Hi Annette, everyone,

Trying to reflect the broader range of some of Annette's comments...


> (Credibility [could be a statement], as the decision of who is authoritative is subjective, and I wouldn't want to rate a good dataset poorly because it was put out by a small business.)
>


Some may disagree with this, which leads to the following point.


> I think we also need to think about how this vocabulary is expected to be used. If a data publisher provides quality information upon publication (which is what I've been thinking of as the main use of the vocabulary), then some items won't really make sense to include.

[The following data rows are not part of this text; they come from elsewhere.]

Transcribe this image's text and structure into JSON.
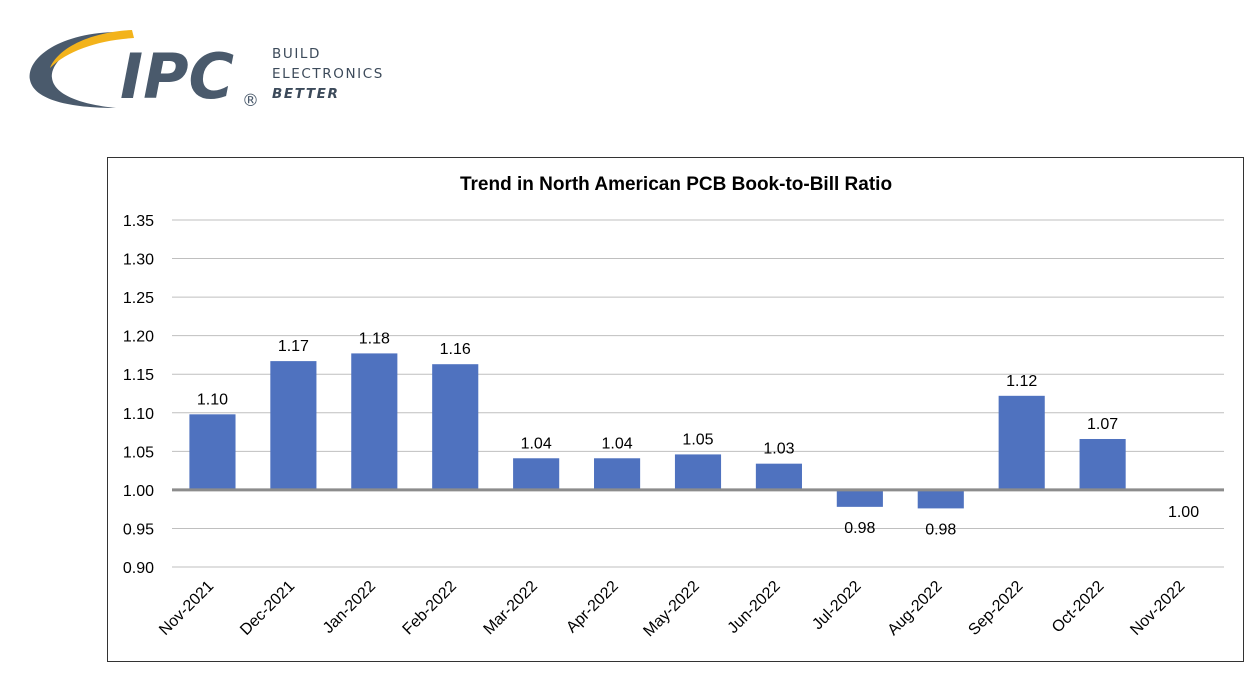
{
  "logo": {
    "wordmark": "IPC",
    "registered": "®",
    "tagline": [
      "BUILD",
      "ELECTRONICS",
      "BETTER"
    ],
    "colors": {
      "navy": "#4a5a6c",
      "gold": "#f3b31b"
    }
  },
  "chart_data": {
    "type": "bar",
    "title": "Trend in North American PCB Book-to-Bill Ratio",
    "xlabel": "",
    "ylabel": "",
    "categories": [
      "Nov-2021",
      "Dec-2021",
      "Jan-2022",
      "Feb-2022",
      "Mar-2022",
      "Apr-2022",
      "May-2022",
      "Jun-2022",
      "Jul-2022",
      "Aug-2022",
      "Sep-2022",
      "Oct-2022",
      "Nov-2022"
    ],
    "values": [
      1.098,
      1.167,
      1.177,
      1.163,
      1.041,
      1.041,
      1.046,
      1.034,
      0.978,
      0.976,
      1.122,
      1.066,
      1.0
    ],
    "data_labels": [
      "1.10",
      "1.17",
      "1.18",
      "1.16",
      "1.04",
      "1.04",
      "1.05",
      "1.03",
      "0.98",
      "0.98",
      "1.12",
      "1.07",
      "1.00"
    ],
    "baseline": 1.0,
    "ylim": [
      0.9,
      1.35
    ],
    "yticks": [
      "0.90",
      "0.95",
      "1.00",
      "1.05",
      "1.10",
      "1.15",
      "1.20",
      "1.25",
      "1.30",
      "1.35"
    ],
    "grid": true,
    "legend": "none",
    "bar_color": "#4f72bf"
  }
}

Information like why the data was removed from the web will not be available when it is first published.


DQV is meant to be used by the data publisher, but also by anyone who could have a say on the quality, after publication.
If no one has a strong objection about this scope, and the DQV draft is not clear about it, then we should make it clearer.

Note that this is the main reason why there's potential overlap with DUV (ie., for feedback). And why we're keen to have provenance of quality MD (so that someone could judge the credibility of a credibility statement).



> I worry, too, that we are defining some stuff that really isn't about data quality so much as the best practices that we have in the BP doc. I'm thinking here of the mentions of machine readability and metadata.
> We may need to do some scoping to be sure we are targeting quality information. I would suggest that we avoid repeating what is in the BP doc.


(I am not sure that I'm fully understanding your worry here, but I'll try my interpretation...)

I have repeatedly asked for such scoping discussion, since we gathered all these preparatory wiki pages of the last F2F.
Especially, whether DQV should include (or even focus) on quality criteria that would be defined by the group as part of the BPs.

I think there was never a clear answer. Well, it seemed to me that at one point people seemed to like the idea of using DQV to measure how well dataset comply with our BPs. But maybe this is a personal interpretation of discussions I was not physically in.

Personally I'm a bit lukewarm on the idea. Even though I must admit that defining the "star system" (that has been mentioned a couple of times before) using DQV looks like an interesting exercise of eating one's own dog food.

What do you think?

Antoine

Received on Tuesday, 2 June 2015 22:25:24 UTC